A total of 1,100 proteins have been identified, of which 105 proteins were differentially expressed by patients with CD versus HC, 111 proteins by patients with UC versus HC, and 32 proteins by patients with UC versus CD. IPA analysis revealed that proteins carried in EVs are involved in the dysregulation of immune pathways such as the acute phase response (Figure 1), LXR/RXR activation pathway (Figure 2), and the complement pathway. These pathways were regulated differentially in IBD patients compared with HC, but also when the CU group was compared with the CD group (Figure 3) being upregulated nuclear receptors signaling and cytotoxicity pathways. 

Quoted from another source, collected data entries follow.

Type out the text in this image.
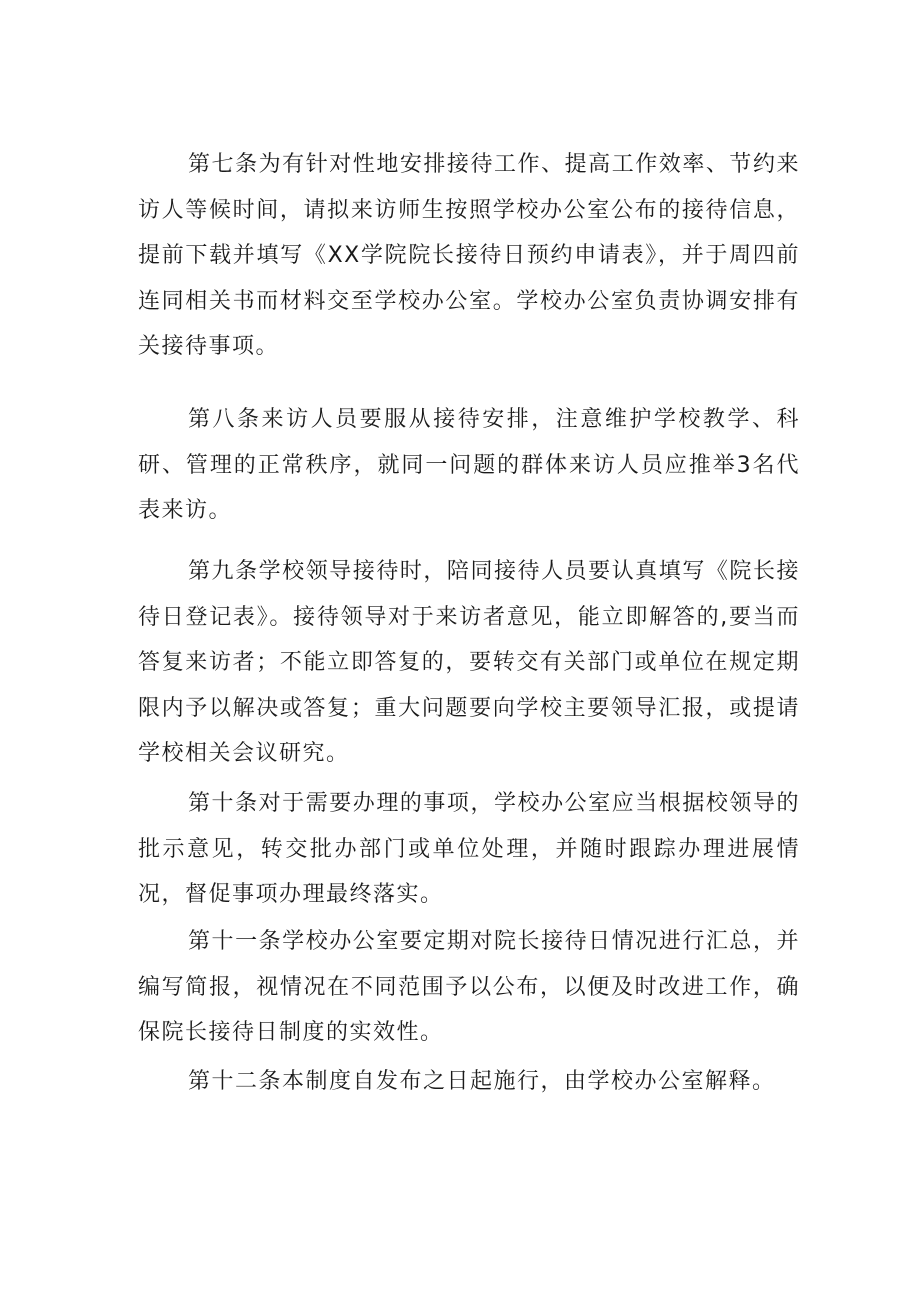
第七条为有针对性地安排接待工作、提高工作效率、节约来访人等候时间，请拟来访师生按照学校办公室公布的接待信息，提前下载并填写《XX学院院长接待日预约申请表》，并于周四前连同相关书而材料交至学校办公室。学校办公室负责协调安排有关接待事项。

第八条来访人员要服从接待安排，注意维护学校教学、科研、管理的正常秩序，就同一问题的群体来访人员应推举3名代表来访。

第九条学校领导接待时，陪同接待人员要认真填写《院长接待日登记表》。接待领导对于来访者意见，能立即解答的,要当而答复来访者；不能立即答复的，要转交有关部门或单位在规定期限内予以解决或答复；重大问题要向学校主要领导汇报，或提请学校相关会议研究。

第十条对于需要办理的事项，学校办公室应当根据校领导的批示意见，转交批办部门或单位处理，并随时跟踪办理进展情况，督促事项办理最终落实。

第十一条学校办公室要定期对院长接待日情况进行汇总，并编写简报，视情况在不同范围予以公布，以便及时改进工作，确保院长接待日制度的实效性。

第十二条本制度自发布之日起施行，由学校办公室解释。
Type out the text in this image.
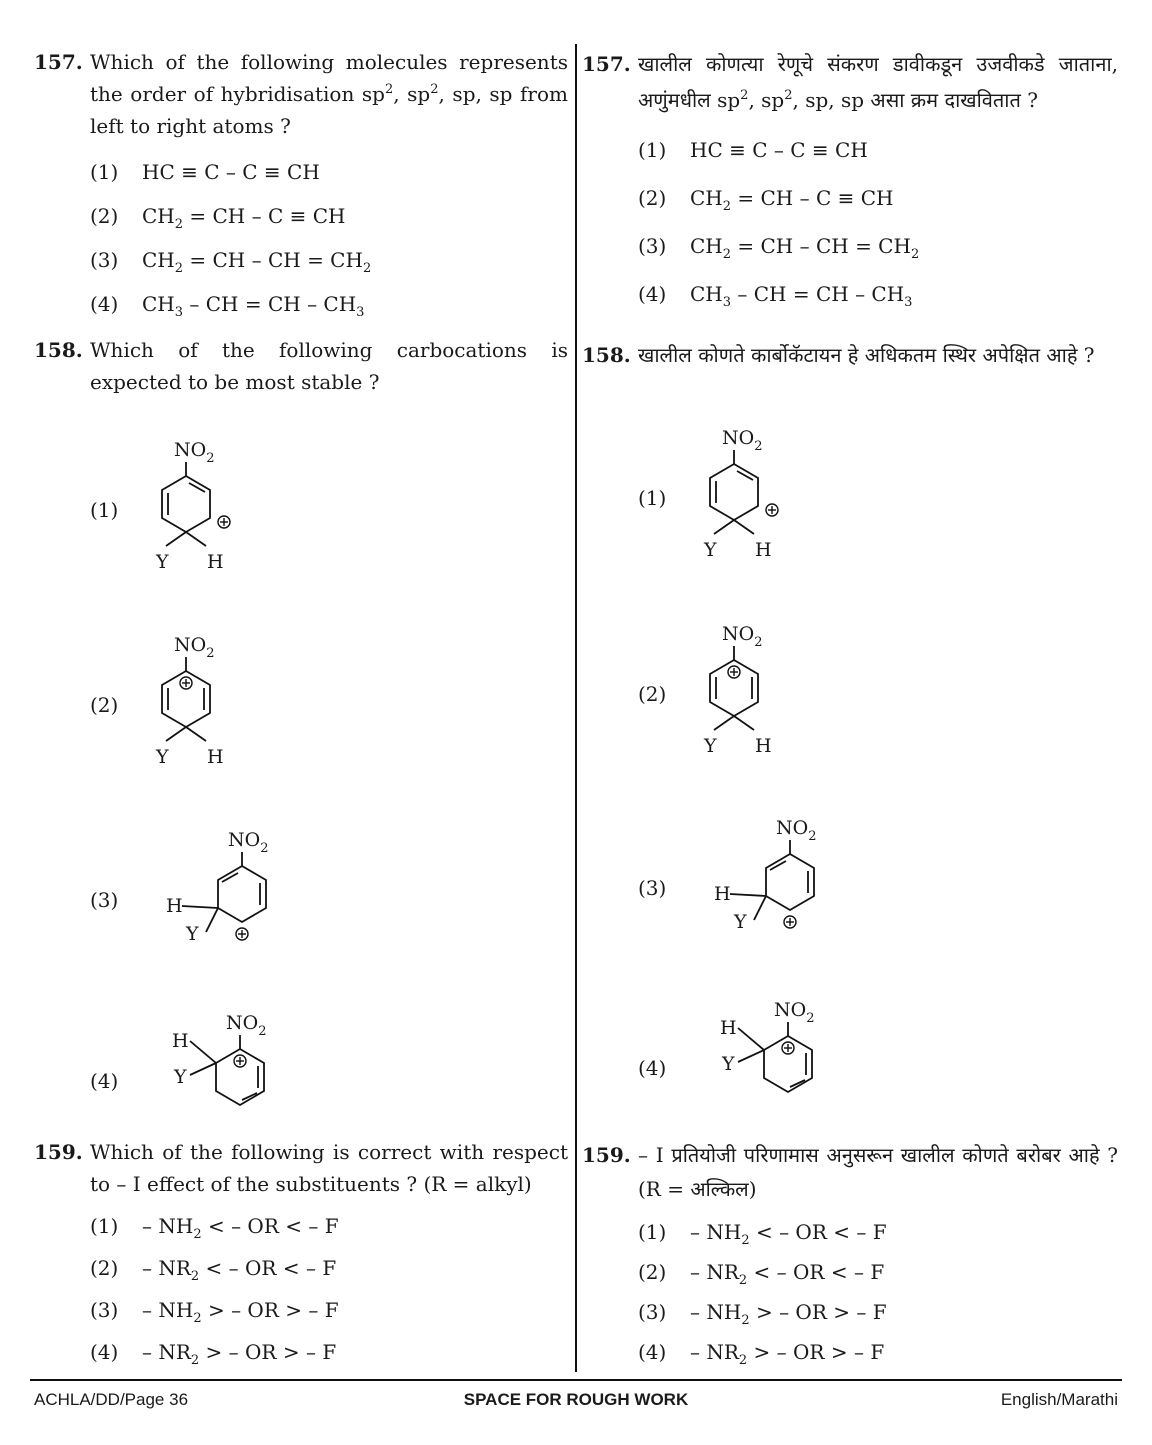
157. Which of the following molecules represents the order of hybridisation $sp^2$, $sp^2$, sp, sp from left to right atoms ?
(1)	HC ≡ C – C ≡ CH
(2)	$CH_2$ = CH – C ≡ CH
(3)	$CH_2$ = CH – CH = $CH_2$
(4)	$CH_3$ – CH = CH – $CH_3$
158. Which of the following carbocations is expected to be most stable ?
(1)
$NO_2$
Y H
(2)
$NO_2$
Y H
(3)
$NO_2$
H
Y
(4)
$NO_2$
H
Y
159. Which of the following is correct with respect to – I effect of the substituents ? (R = alkyl)
(1)	– $NH_2$ < – OR < – F
(2)	– $NR_2$ < – OR < – F
(3)	– $NH_2$ > – OR > – F
(4)	– $NR_2$ > – OR > – F
157. खालील कोणत्या रेणूचे संकरण डावीकडून उजवीकडे जाताना, अणुंमधील $sp^2$, $sp^2$, sp, sp असा क्रम दाखवितात ?
(1)	HC ≡ C – C ≡ CH
(2)	$CH_2$ = CH – C ≡ CH
(3)	$CH_2$ = CH – CH = $CH_2$
(4)	$CH_3$ – CH = CH – $CH_3$
158. खालील कोणते कार्बोकॅटायन हे अधिकतम स्थिर अपेक्षित आहे ?
(1)
$NO_2$
Y H
(2)
$NO_2$
Y H
(3)
$NO_2$
H
Y
(4)
$NO_2$
H
Y
159. – I प्रतियोजी परिणामास अनुसरून खालील कोणते बरोबर आहे ? (R = अल्किल)
(1)	– $NH_2$ < – OR < – F
(2)	– $NR_2$ < – OR < – F
(3)	– $NH_2$ > – OR > – F
(4)	– $NR_2$ > – OR > – F
ACHLA/DD/Page 36	SPACE FOR ROUGH WORK	English/Marathi
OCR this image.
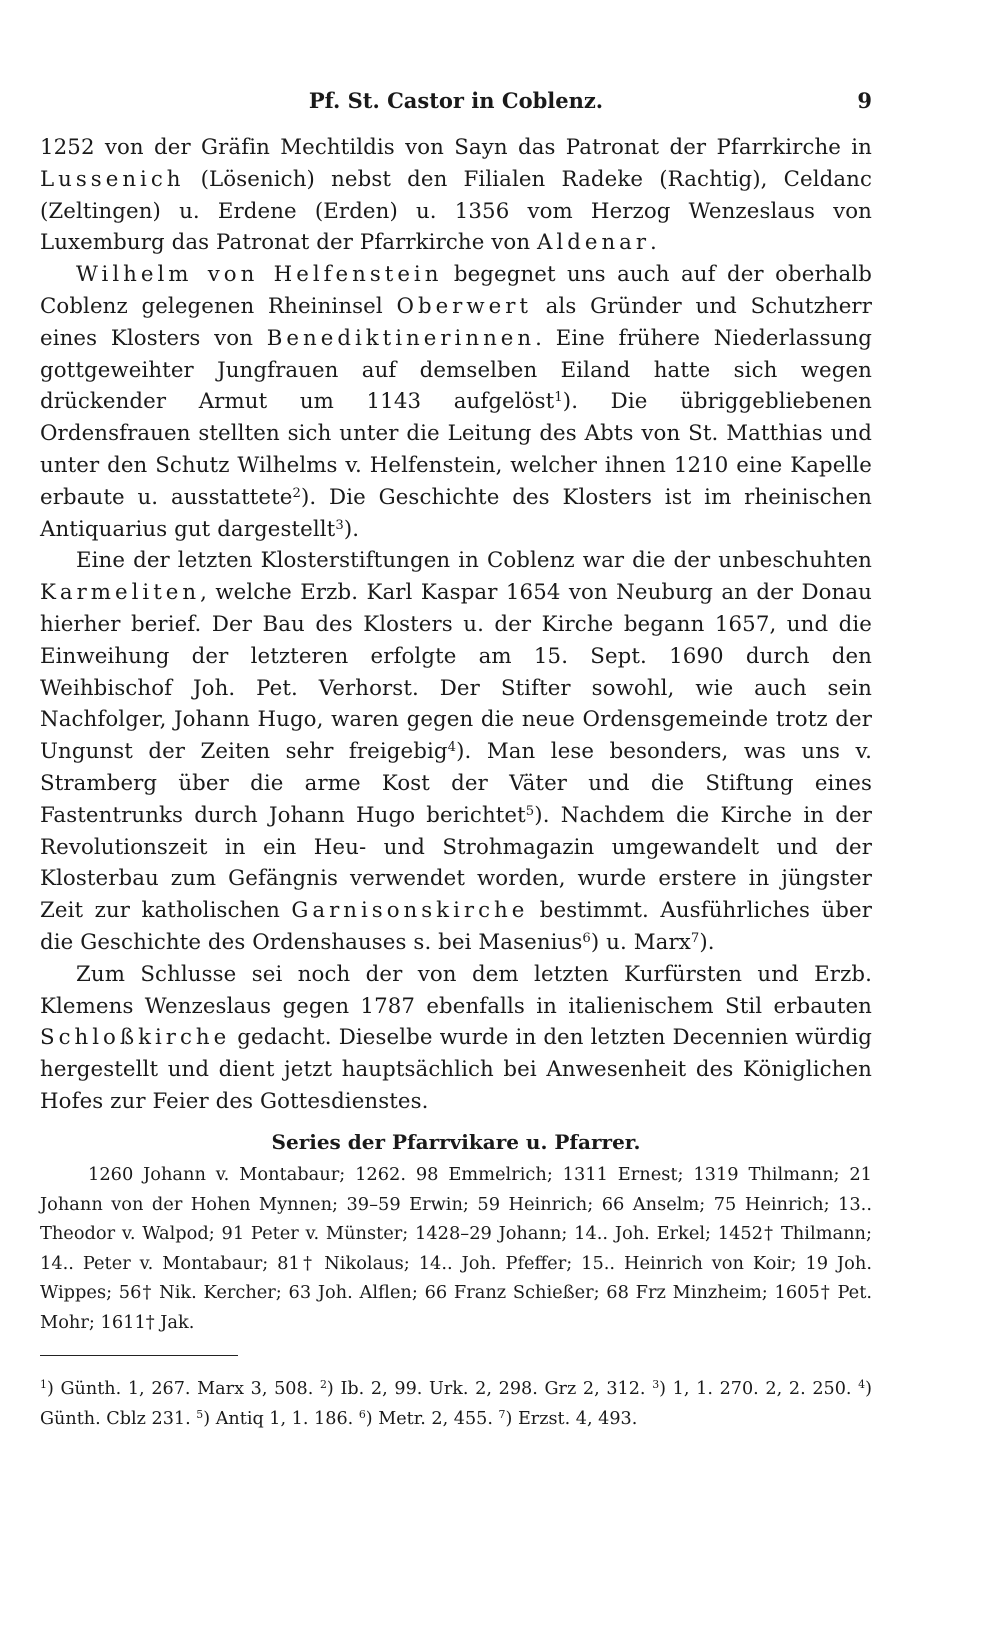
Pf. St. Castor in Coblenz.	9

1252 von der Gräfin Mechtildis von Sayn das Patronat der Pfarrkirche in Lussenich (Lösenich) nebst den Filialen Radeke (Rachtig), Celdanc (Zeltingen) u. Erdene (Erden) u. 1356 vom Herzog Wenzeslaus von Luxemburg das Patronat der Pfarrkirche von Aldenar.

Wilhelm von Helfenstein begegnet uns auch auf der oberhalb Coblenz gelegenen Rheininsel Oberwert als Gründer und Schutzherr eines Klosters von Benediktinerinnen. Eine frühere Niederlassung gottgeweihter Jungfrauen auf demselben Eiland hatte sich wegen drückender Armut um 1143 aufgelöst$^1$). Die übriggebliebenen Ordensfrauen stellten sich unter die Leitung des Abts von St. Matthias und unter den Schutz Wilhelms v. Helfenstein, welcher ihnen 1210 eine Kapelle erbaute u. ausstattete$^2$). Die Geschichte des Klosters ist im rheinischen Antiquarius gut dargestellt$^3$).

Eine der letzten Klosterstiftungen in Coblenz war die der unbeschuhten Karmeliten, welche Erzb. Karl Kaspar 1654 von Neuburg an der Donau hierher berief. Der Bau des Klosters u. der Kirche begann 1657, und die Einweihung der letzteren erfolgte am 15. Sept. 1690 durch den Weihbischof Joh. Pet. Verhorst. Der Stifter sowohl, wie auch sein Nachfolger, Johann Hugo, waren gegen die neue Ordensgemeinde trotz der Ungunst der Zeiten sehr freigebig$^4$). Man lese besonders, was uns v. Stramberg über die arme Kost der Väter und die Stiftung eines Fastentrunks durch Johann Hugo berichtet$^5$). Nachdem die Kirche in der Revolutionszeit in ein Heu- und Strohmagazin umgewandelt und der Klosterbau zum Gefängnis verwendet worden, wurde erstere in jüngster Zeit zur katholischen Garnisonskirche bestimmt. Ausführliches über die Geschichte des Ordenshauses s. bei Masenius$^6$) u. Marx$^7$).

Zum Schlusse sei noch der von dem letzten Kurfürsten und Erzb. Klemens Wenzeslaus gegen 1787 ebenfalls in italienischem Stil erbauten Schloßkirche gedacht. Dieselbe wurde in den letzten Decennien würdig hergestellt und dient jetzt hauptsächlich bei Anwesenheit des Königlichen Hofes zur Feier des Gottesdienstes.

Series der Pfarrvikare u. Pfarrer.
1260 Johann v. Montabaur; 1262. 98 Emmelrich; 1311 Ernest; 1319 Thilmann; 21 Johann von der Hohen Mynnen; 39–59 Erwin; 59 Heinrich; 66 Anselm; 75 Heinrich; 13.. Theodor v. Walpod; 91 Peter v. Münster; 1428–29 Johann; 14.. Joh. Erkel; 1452† Thilmann; 14.. Peter v. Montabaur; 81† Nikolaus; 14.. Joh. Pfeffer; 15.. Heinrich von Koir; 19 Joh. Wippes; 56† Nik. Kercher; 63 Joh. Alflen; 66 Franz Schießer; 68 Frz Minzheim; 1605† Pet. Mohr; 1611† Jak.
$^1$) Günth. 1, 267. Marx 3, 508. $^2$) Ib. 2, 99. Urk. 2, 298. Grz 2, 312. $^3$) 1, 1. 270. 2, 2. 250. $^4$) Günth. Cblz 231. $^5$) Antiq 1, 1. 186. $^6$) Metr. 2, 455. $^7$) Erzst. 4, 493.
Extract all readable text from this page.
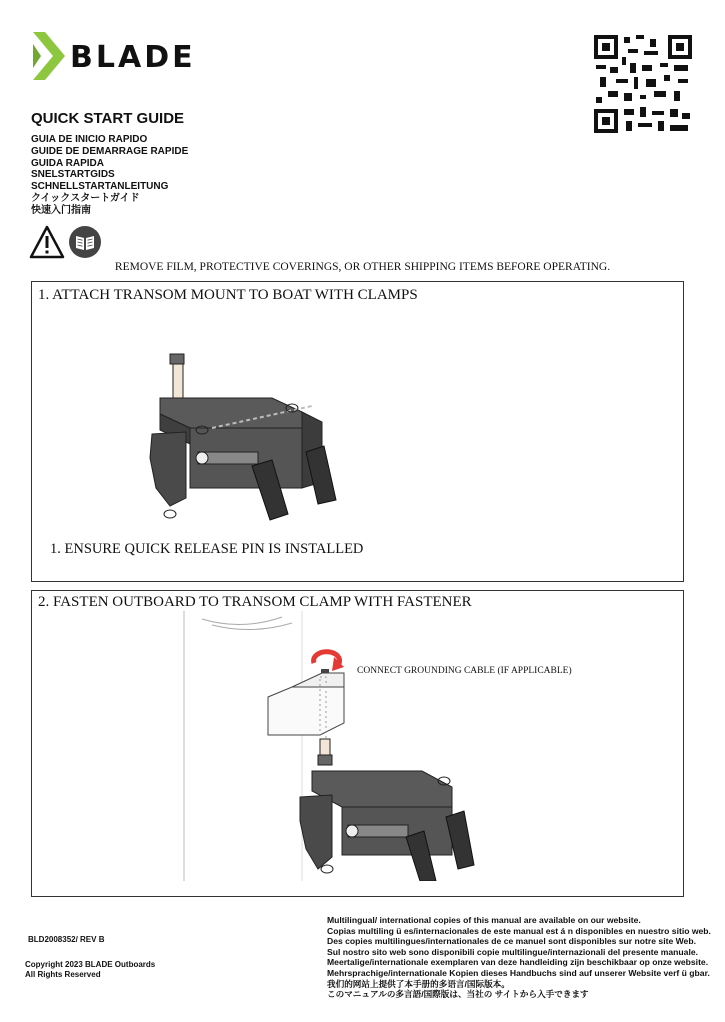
BLADE
QUICK START GUIDE
GUIA DE INICIO RAPIDO
GUIDE DE DEMARRAGE RAPIDE
GUIDA RAPIDA
SNELSTARTGIDS
SCHNELLSTARTANLEITUNG
クイックスタートガイド
快速入门指南
REMOVE FILM, PROTECTIVE COVERINGS, OR OTHER SHIPPING ITEMS BEFORE OPERATING.
1. ATTACH TRANSOM MOUNT TO BOAT WITH CLAMPS
1. ENSURE QUICK RELEASE PIN IS INSTALLED
2. FASTEN OUTBOARD TO TRANSOM CLAMP WITH FASTENER
CONNECT GROUNDING CABLE (IF APPLICABLE)
BLD2008352/ REV B
Copyright 2023 BLADE Outboards
All Rights Reserved
Multilingual/ international copies of this manual are available on our website.
Copias multiling ü es/internacionales de este manual est á n disponibles en nuestro sitio web.
Des copies multilingues/internationales de ce manuel sont disponibles sur notre site Web.
Sul nostro sito web sono disponibili copie multilingue/internazionali del presente manuale.
Meertalige/internationale exemplaren van deze handleiding zijn beschikbaar op onze website.
Mehrsprachige/internationale Kopien dieses Handbuchs sind auf unserer Website verf ü gbar.
我们的网站上提供了本手册的多语言/国际版本。
このマニュアルの多言語/国際版は、当社の サイトから入手できます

EVs carry proteins that can be involved in the dysregulation of the immune system in IBD; this effect would be different in UC and CD since their EVs show a differential profile. Consequently, EVs may play role in IBD pathogenesis and source of strong biomarkers candidates for diagnosis in UC and CD. Further studies on their specific function during IBD are warranted.